7. Using liquid measuring cup fill a large saucepan at least 1/2 full of water. For each 1 cup of water, add 1 T baking soda.
8. Divide the dough into 16 equal sized pieces.
9. Using the following steps shape each dough ball into a pretzel shape:
Roll the dough into a rope about 14″ long by holding each end and shaking in circular motion. Bend the dough into a U shape.
Cross one end of the rope over the other one. The ropes should cross about three inches from the tips.
Twist the crossed ends, making a full turn. Fold the ends back, towards the middle of the U.
Open the ends slightly to form a pretzel shape. Press the ends into the dough firmly.
If the pretzel shaping is too difficult, try pretzel nuggets by shaping small pieces into spheres or make twist sticks by twisting two ropes together. Use your imagination on this step!

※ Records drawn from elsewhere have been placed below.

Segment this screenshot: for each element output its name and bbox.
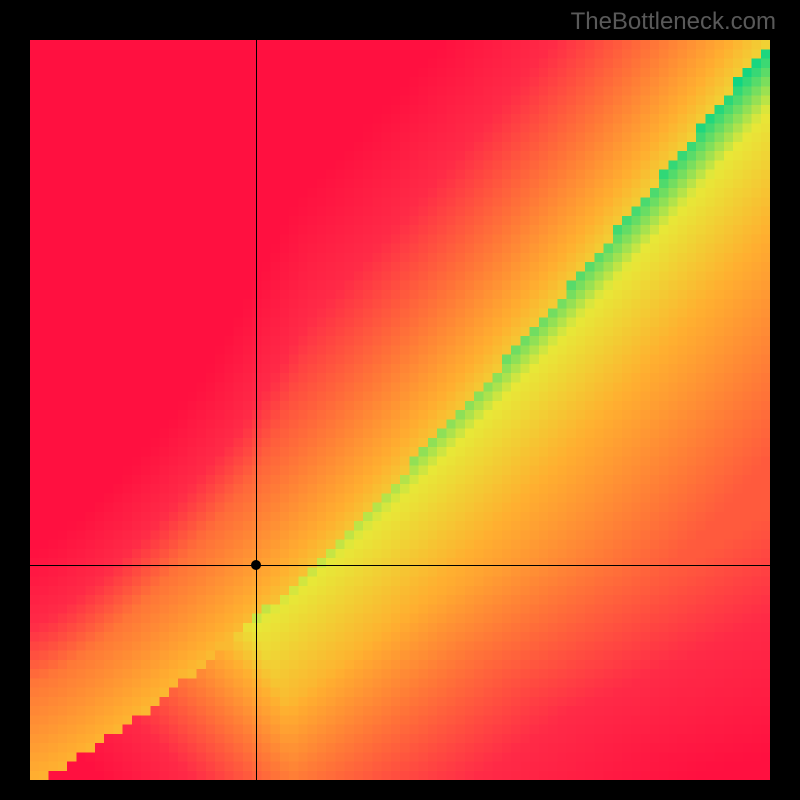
bottleneck-heatmap — [30, 40, 770, 780]
crosshair-marker — [251, 560, 261, 570]
plot-area — [30, 40, 770, 780]
crosshair-horizontal — [30, 565, 770, 566]
watermark-text: TheBottleneck.com — [571, 8, 776, 36]
crosshair-vertical — [256, 40, 257, 780]
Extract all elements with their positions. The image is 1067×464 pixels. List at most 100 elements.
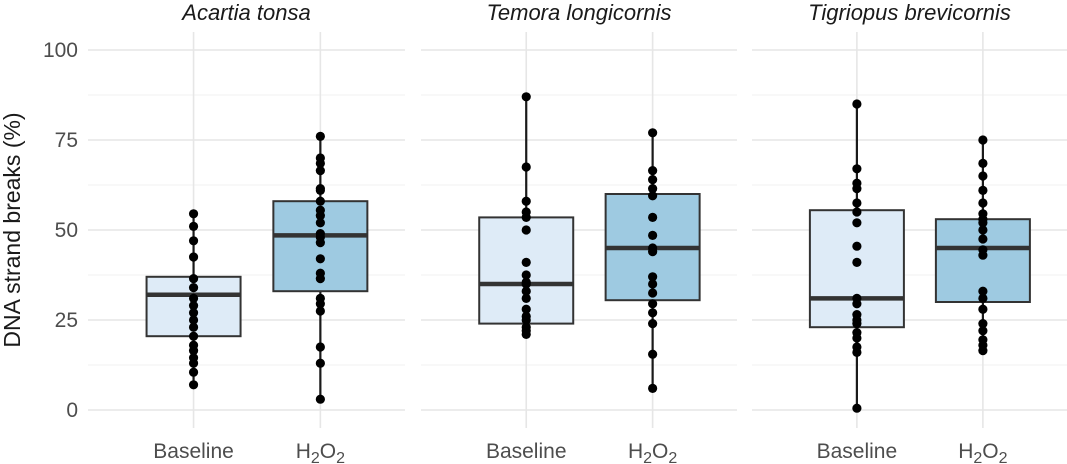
data-point	[978, 326, 988, 336]
x-tick-label: H2O2	[296, 440, 345, 464]
box-group	[272, 131, 369, 404]
facet-title: Acartia tonsa	[180, 0, 310, 25]
data-point	[978, 293, 988, 303]
data-point	[315, 211, 325, 221]
data-point	[852, 164, 862, 174]
data-point	[852, 319, 862, 329]
data-point	[521, 279, 531, 289]
data-point	[315, 238, 325, 248]
data-point	[978, 346, 988, 356]
data-point	[978, 171, 988, 181]
data-point	[648, 212, 658, 222]
data-point	[188, 367, 199, 377]
x-tick-label: Baseline	[153, 440, 234, 463]
data-point	[521, 92, 531, 102]
data-point	[852, 198, 862, 208]
data-point	[521, 257, 531, 267]
data-point	[648, 308, 658, 318]
data-point	[315, 185, 325, 195]
data-point	[648, 191, 658, 201]
data-point	[521, 212, 531, 222]
data-point	[521, 315, 531, 325]
data-point	[188, 236, 199, 246]
data-point	[188, 252, 199, 262]
y-tick-label: 0	[66, 399, 78, 422]
data-point	[188, 274, 199, 284]
data-point	[648, 166, 658, 176]
box-group	[808, 99, 905, 413]
data-point	[315, 166, 325, 176]
data-point	[188, 308, 199, 318]
facet-title: Tigriopus brevicornis	[808, 0, 1011, 25]
data-point	[852, 99, 862, 109]
data-point	[978, 218, 988, 228]
data-point	[315, 342, 325, 352]
data-point	[852, 403, 862, 413]
data-point	[315, 158, 325, 168]
data-point	[648, 184, 658, 194]
data-point	[648, 299, 658, 309]
facet-panel: Acartia tonsa Baseline H2O2	[88, 0, 405, 464]
data-point	[648, 230, 658, 240]
data-point	[852, 299, 862, 309]
data-point	[852, 257, 862, 267]
data-point	[521, 196, 531, 206]
data-point	[188, 283, 199, 293]
data-point	[648, 383, 658, 393]
data-point	[315, 358, 325, 368]
facet-title: Temora longicornis	[486, 0, 671, 25]
y-tick-label: 25	[55, 309, 78, 332]
data-point	[521, 162, 531, 172]
data-point	[315, 254, 325, 264]
x-tick-label: H2O2	[958, 440, 1007, 464]
data-point	[315, 274, 325, 284]
data-point	[521, 293, 531, 303]
data-point	[315, 196, 325, 206]
x-tick-label: Baseline	[486, 440, 567, 463]
data-point	[315, 299, 325, 309]
data-point	[188, 315, 199, 325]
data-point	[852, 218, 862, 228]
data-point	[852, 184, 862, 194]
x-tick-label: H2O2	[628, 440, 677, 464]
data-point	[978, 234, 988, 244]
data-point	[315, 131, 325, 141]
data-point	[188, 380, 199, 390]
y-tick-label: 50	[55, 219, 78, 242]
data-point	[648, 349, 658, 359]
data-point	[648, 272, 658, 282]
x-tick-label: Baseline	[817, 440, 898, 463]
data-point	[648, 279, 658, 289]
data-point	[978, 286, 988, 296]
data-point	[188, 358, 199, 368]
facet-panel: Temora longicornis Baseline H2O2	[421, 0, 737, 464]
data-point	[648, 247, 658, 257]
data-point	[315, 218, 325, 228]
data-point	[978, 225, 988, 235]
data-point	[978, 304, 988, 314]
data-point	[315, 394, 325, 404]
data-point	[315, 306, 325, 316]
data-point	[648, 319, 658, 329]
data-point	[188, 346, 199, 356]
data-point	[852, 347, 862, 357]
data-point	[978, 158, 988, 168]
data-point	[648, 175, 658, 185]
data-point	[521, 286, 531, 296]
data-point	[978, 185, 988, 195]
box-group	[478, 92, 575, 339]
data-point	[521, 329, 531, 339]
data-point	[978, 319, 988, 329]
data-point	[648, 288, 658, 298]
data-point	[188, 293, 199, 303]
data-point	[521, 270, 531, 280]
data-point	[978, 198, 988, 208]
data-point	[188, 301, 199, 311]
box-group	[145, 209, 242, 390]
data-point	[188, 322, 199, 332]
data-point	[852, 241, 862, 251]
box-group	[934, 135, 1031, 356]
data-point	[521, 304, 531, 314]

10. Bring water into saucepan to a gentle boil (not too many bubbles)
11. Use slotted pancake turner to lower each pretzel into the saucepan. Count slowly to 30. Then lift the pretzel onto the greased and salted cookie sheet (shaking off excess water back into the saucepan). Repeat until all the pretzels are done.
12) Sprinkle some kosher salt on top of the pretzels and put them in preheated oven. Bake for 6-8 minutes or until the pretzels are golden.
This recipe makes plain salted pretzels but you can get creative with other flavors. Try sprinkling them with cinnamon & sugar for a sweet treat or adding minced garlic to the dough and Parmesan cheese on top before baking. Dipping sauces are always a hit. Set up a “taste test” station with a variety of dips for even more fun.